The high-wire inflation act

Inflation has come in significantly higher than expected. No crisis yet, but it’s a window on a complicated world of post-election monetary policy. At 3.4 per cent it was last month well above target, but we are still told that this is a temporary ‘blip’ caused by the remnants of the VAT rise, and fuel prices, and a weak sterling amongst other things.

The Bank of England will “look through” these accelerating prices and not yet start to raise interest rates from their record lows. However, the longer the Bank of England tolerates higher-than-target inflation, the greater the risk that its inflation-busting credibility is undermined.

There is some evidence of inflationary pressure building up in the world economy. Steel prices have surged and energy prices are a wildcard. The rise in the petrol prices to record levels is very real for millions of drivers. If, as many economists suspect, VAT is likely to go up, then there is another significant upward pressure on the inflation numbers.

A question in the markets is whether a period of slightly higher inflation is being tacitly accepted by the Bank of England to help the economic adjustment.

It is a strategy suggested by the IMF chief economist, which was rejected in an important speech by Deputy Governor Charlie Bean.

The Bank of England vehemently deny they are any less intolerant of inflation, there are sound economic reasons to look beyond the current high inflation rate. We will see some of this when the minutes for their latest decision are released tomorrow. But it’s not just rate rises, there’s also the challenge of reversing quantitative easing, something I referred to as quantitative tightening.

“Early policy tightening is likely to be required to stabilise market expectations and re-establish inflation-fighting credibility,” says Simon Ward, economist at Henderson, pointing out that market expectations of inflation have crept up half-a-percent since February.

Almost everybody I talk to in banking or economics believes that Britain’s day of reckoning for a decade of over-indebtedness will come when rates start to rise. The first time buyers that the government want to tempt back into the market on “bargain” tracker rates of 4.5 per cent — well that equals base rate plus 3.99 per cent, and I wonder how many of those guys are stress-testing their finances against a mortgage rate of 8, 9, or 10 per cent.

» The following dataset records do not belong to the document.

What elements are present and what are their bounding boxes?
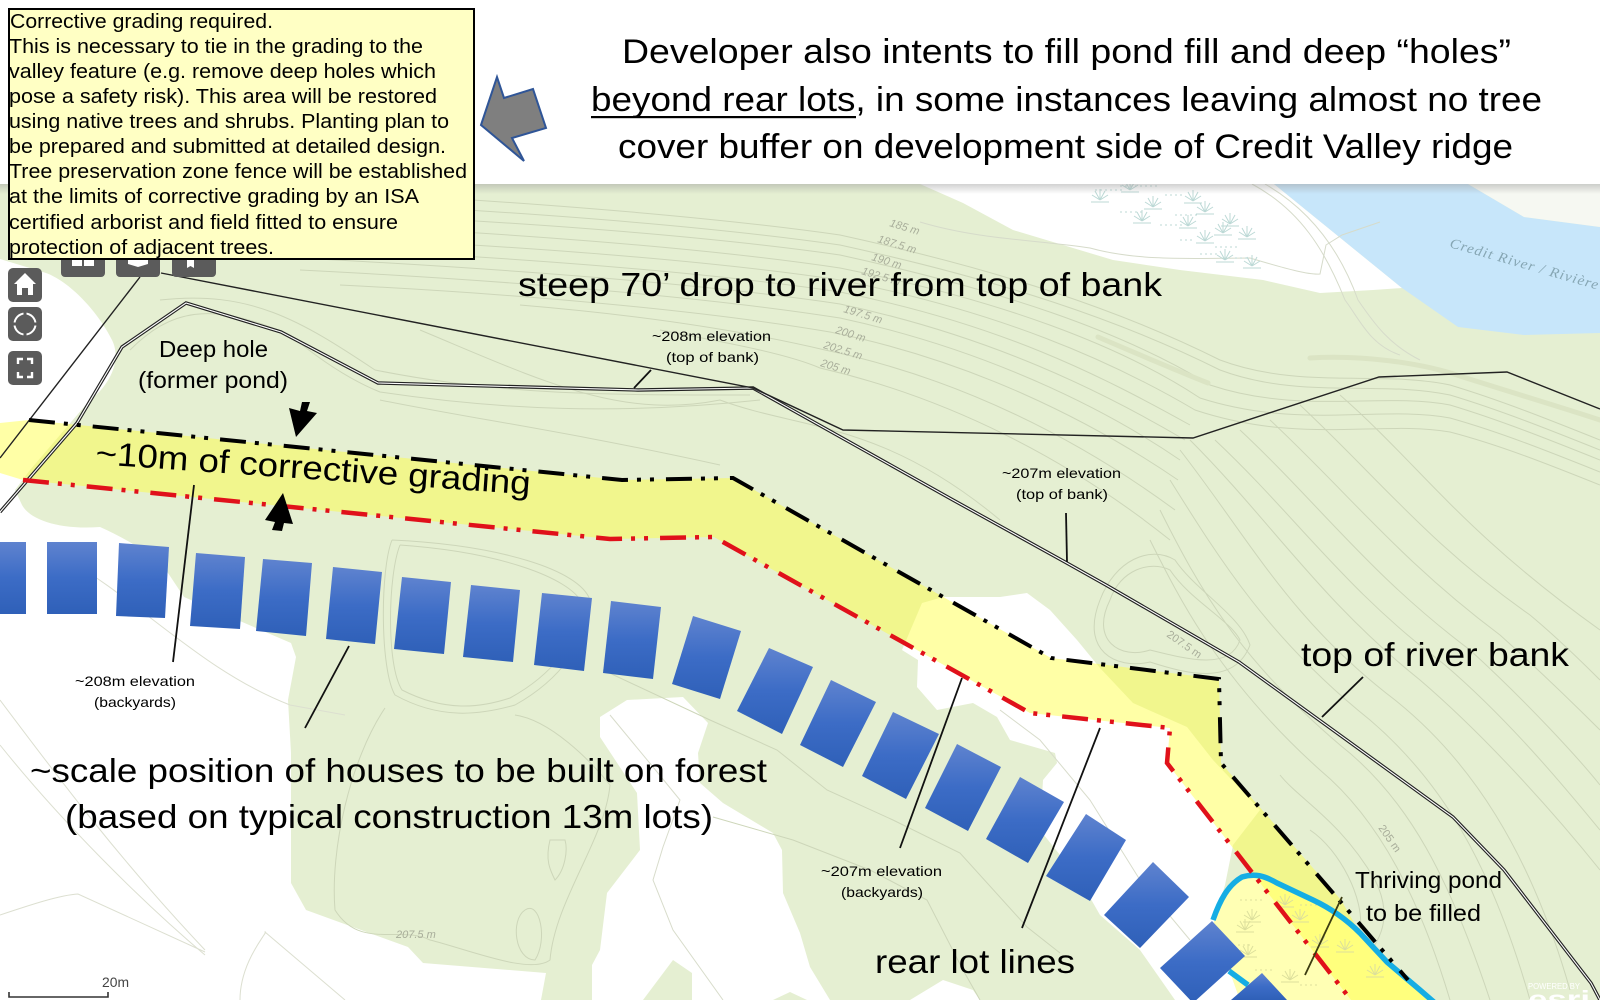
label: 10m of corrective grading: ~10m of corrective grading [95,434,532,501]
label: thriving pond [1355,867,1502,926]
red dash-dot rear lot line [23,480,1351,1000]
label: 207m elevation backyards [821,863,942,900]
contour elevation labels: 192.5 m [860,265,902,288]
heading text [591,33,1542,166]
label: steep drop: steep 70’ drop to river from top of bank [518,266,1163,303]
contour elevation labels: 185 m [888,217,921,238]
callout: corrective grading note: protection of adjacent trees. [9,237,274,259]
label: thriving pond: Thriving pond [1355,867,1502,893]
black dash-dot upper grading limit [29,420,1408,980]
thin property lines [0,273,1600,458]
esri attribution [1528,982,1590,1000]
map toolbar buttons [61,250,216,277]
label: scale position of houses: ~scale position of houses to be built on forest [30,752,767,789]
wetland marks in the pond [1236,894,1384,985]
leader lines [173,370,1363,975]
label: deep hole: (former pond) [138,367,288,393]
label: deep hole: Deep hole [159,336,268,362]
river label: Credit River / Rivière [1448,236,1600,294]
contour elevation labels: 190 m [870,251,903,272]
arrow: up to rear lot line [265,493,293,531]
callout: corrective grading note: Corrective grading required. [10,11,273,33]
white header band [0,0,1600,184]
map top shadow [0,184,1600,194]
callout: corrective grading note: This is necessary to tie in the grading to the [9,36,423,58]
underline: beyond rear lots [591,116,856,118]
heading text: beyond rear lots, in some instances leaving almost no tree [591,81,1542,119]
contour elevation labels: 205 m [1376,823,1403,855]
heading text: cover buffer on development side of Credit Valley ridge [618,128,1513,166]
esri attribution: POWERED BY [1528,982,1581,991]
label: 208m elevation backyards [75,673,195,710]
heading text: Developer also intents to fill pond fill and deep “holes” [622,33,1511,71]
white land: clearing behind grading band [902,593,1260,1000]
blue pond outline [1213,875,1435,1000]
label: 208m elevation top of bank: ~208m elevation [652,328,771,344]
label: top of river bank: top of river bank [1301,636,1570,673]
white land: centre [592,697,830,1000]
callout: corrective grading note: valley feature (e.g. remove deep holes which [9,61,436,83]
contour elevation labels: 200 m [833,324,867,345]
label: rear lot lines: rear lot lines [875,943,1075,980]
label: 208m elevation backyards: (backyards) [94,694,176,710]
callout: corrective grading note: pose a safety risk). This area will be restored [9,86,437,108]
contour elevation labels: 205 m [818,357,852,378]
callout: corrective grading note: using native trees and shrubs. Planting plan to [9,111,449,133]
scale bar: 20m [102,974,129,990]
callout: corrective grading note: be prepared and submitted at detailed design. [9,136,446,158]
arrow: grey pointing to callout [481,77,546,161]
icon: locate button [8,307,42,341]
white corner beyond the river [1468,184,1600,227]
marsh symbols north of the river [1091,179,1261,268]
label: 208m elevation top of bank: (top of bank) [666,349,759,365]
label: scale position of houses [30,752,767,835]
river [1274,184,1600,335]
white land: north of river bank [920,184,1402,293]
label: 207m elevation backyards: (backyards) [841,884,923,900]
label: 207m elevation backyards: ~207m elevation [821,863,942,879]
label: scale position of houses: (based on typical construction 13m lots) [65,798,713,835]
label: 208m elevation backyards: ~208m elevation [75,673,195,689]
houses row [0,542,1287,1000]
label: thriving pond: to be filled [1366,900,1481,926]
label: 207m elevation top of bank: (top of bank) [1016,486,1108,502]
steep slope darker contour band [1098,337,1600,420]
top of bank double line [0,303,1600,1000]
callout: corrective grading note [9,9,474,259]
contour elevation labels: 187.5 m [876,233,918,256]
pond interior with wetland [1213,875,1435,1000]
label: 208m elevation top of bank [652,328,771,365]
label: deep hole [138,336,288,393]
callout: corrective grading note: certified arborist and field fitted to ensure [9,212,398,234]
white land: small patch [910,980,980,1000]
callout: corrective grading note: Tree preservation zone fence will be established [9,161,467,183]
contour elevation labels [395,217,1403,941]
contour elevation labels: 207.5 m [395,929,436,941]
yellow corrective grading band [0,420,1435,1000]
arrow: down to grading limit [289,402,317,437]
icon: fullscreen button [8,351,42,385]
label: 207m elevation top of bank [1002,465,1121,502]
label: 207m elevation top of bank: ~207m elevation [1002,465,1121,481]
white land: left side [0,259,546,1000]
callout: corrective grading note: at the limits of corrective grading by an ISA [9,186,420,208]
contour elevation labels: 202.5 m [821,339,864,362]
icon: home button [8,268,42,302]
scale bar [9,974,129,997]
contour elevation labels: 207.5 m [1164,629,1204,661]
contour elevation labels: 197.5 m [842,303,884,326]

But what about savers? High inflation means that savers need to find deposit rates of between 4-6 per cent just to keep the value of their savings from being eroded. And then there are the ‘savers’ who are lending money to our government to fund the deficit.

Even a moderately enduring period of higher than average inflation can serve to erode the value of gilts, i.e. help the government to inflate some part of our national debt away.

From what I hear from the people who will buy government debt, they fear this far more than perceived risk of a hung parliament equivocating over spending cuts. So it’s a high-wire act for Mervyn King over the next two years. Today’s inflation figure means that act got a little higher.